We say that both decisions require a serious exploration of where the public interest lies. This letter will outline the reasons for our position.
First, some background:
Ports Toronto has known about this safety issue ever since the Air France runway overshoot at Pearson in 2005.
Transport Canada requires that extended Runway End Safety Areas (RESAs) must be in place by 2027.
Ports Toronto is fast running out of the time needed to finance and build the required RESAs at its Island Airport.
According to Ports Toronto, they will require extensive landfill, and cost between $50 and $130 million to build.
City approval of the required filling in of harbour lands will be required. Ports Toronto has yet to present a case to the City for those approvals.
Ports Toronto will say they cannot finance the RESAs without an extension of the City’s lease to Ports Toronto, which ends in 2033, for an essential portion of the Airport lands.
Parks Not Planes welcomes a serious discussion of these issues. But City Council must not be bullied or rushed. It is essential that the exploration of the public interest gets the time it needs.
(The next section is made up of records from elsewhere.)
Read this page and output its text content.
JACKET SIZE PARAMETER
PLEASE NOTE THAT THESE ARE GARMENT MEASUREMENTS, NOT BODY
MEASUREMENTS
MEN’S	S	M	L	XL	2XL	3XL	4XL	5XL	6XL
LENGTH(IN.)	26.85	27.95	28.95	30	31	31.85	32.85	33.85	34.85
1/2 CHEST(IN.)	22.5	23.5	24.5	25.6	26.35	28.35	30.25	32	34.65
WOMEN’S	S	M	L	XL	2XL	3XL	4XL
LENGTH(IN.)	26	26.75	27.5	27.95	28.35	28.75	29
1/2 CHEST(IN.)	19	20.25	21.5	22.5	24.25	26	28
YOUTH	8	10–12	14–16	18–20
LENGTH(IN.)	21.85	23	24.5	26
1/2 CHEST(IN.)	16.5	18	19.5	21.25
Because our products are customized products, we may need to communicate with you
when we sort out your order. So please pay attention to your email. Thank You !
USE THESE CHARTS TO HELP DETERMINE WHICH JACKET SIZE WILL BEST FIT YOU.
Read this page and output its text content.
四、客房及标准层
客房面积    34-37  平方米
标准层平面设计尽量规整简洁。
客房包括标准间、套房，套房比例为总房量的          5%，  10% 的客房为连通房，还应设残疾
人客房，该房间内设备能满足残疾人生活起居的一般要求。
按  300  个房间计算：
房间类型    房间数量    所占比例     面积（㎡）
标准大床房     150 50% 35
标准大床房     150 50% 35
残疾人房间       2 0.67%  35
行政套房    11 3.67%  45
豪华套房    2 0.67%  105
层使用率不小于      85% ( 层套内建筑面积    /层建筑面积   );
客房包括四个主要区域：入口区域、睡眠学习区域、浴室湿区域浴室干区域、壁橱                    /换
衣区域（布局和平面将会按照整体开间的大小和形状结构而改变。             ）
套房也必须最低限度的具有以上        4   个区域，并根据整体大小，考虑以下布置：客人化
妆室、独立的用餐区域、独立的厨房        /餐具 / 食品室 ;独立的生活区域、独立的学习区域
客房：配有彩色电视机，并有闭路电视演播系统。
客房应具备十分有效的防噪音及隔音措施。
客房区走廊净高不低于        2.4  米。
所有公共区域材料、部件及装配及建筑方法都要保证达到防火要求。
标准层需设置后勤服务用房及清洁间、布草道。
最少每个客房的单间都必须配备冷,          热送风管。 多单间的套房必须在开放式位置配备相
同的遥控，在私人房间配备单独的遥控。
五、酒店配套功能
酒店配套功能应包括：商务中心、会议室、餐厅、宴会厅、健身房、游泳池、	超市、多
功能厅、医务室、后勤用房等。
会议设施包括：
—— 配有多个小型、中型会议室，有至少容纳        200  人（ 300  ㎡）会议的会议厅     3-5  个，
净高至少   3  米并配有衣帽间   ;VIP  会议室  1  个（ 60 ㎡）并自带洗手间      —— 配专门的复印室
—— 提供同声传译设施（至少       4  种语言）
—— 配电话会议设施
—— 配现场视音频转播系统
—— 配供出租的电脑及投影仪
Here are the key questions we believe must be discussed:
Is a failing, excessively‑noisy and polluting airport jammed into a prime recreational and residential area the best use for 215 acres of prime publicly‑owned waterfront land?
Are there alternative uses for the Airport lands that enhance, rather than diminish, the public’s enjoyment of our waterfront?
Is there a business case for continued operation of the Airport? Or for investing that $50‑$130 million?
Porter, notwithstanding its impressive efforts, has admitted it was failing financially at the Airport before COVID.
The number of flights at the Airport has decreased significantly, particularly as Porter increasingly focuses on long-range flights out of Pearson.
Ports Toronto promotes the economic benefits it says the Island Airport delivers. However, those economic benefits would simply shift to Pearson if the Island Airport ceases to operate. The success of the Union-Pearson Express has already shifted business from the Island Airport to Pearson.
A thorough exploration of the viability of the Island Airport is indicated before either of these decisions are made.
Ports Toronto has successfully bullied the City before:
The City capitulated on a deeply flawed lawsuit over a legitimate transfer of waterfront land to a City agency. The City paid over $50M to Ports Toronto over 10 years, which it has since frittered away.
Notwithstanding its success in the Courts, the City ultimately caved on its efforts to insist that property taxes on the Airport lands be paid on the same basis as other taxpayers pay,
Don’t let Toronto City council be bullied again.
We’d be pleased to discuss this issue at any time.
Brian Iler
for Parks not Planes
Parks not Planes is a Toronto community group. We think the public interest is best served by adding the 215 acres of Airport lands to the Island Park.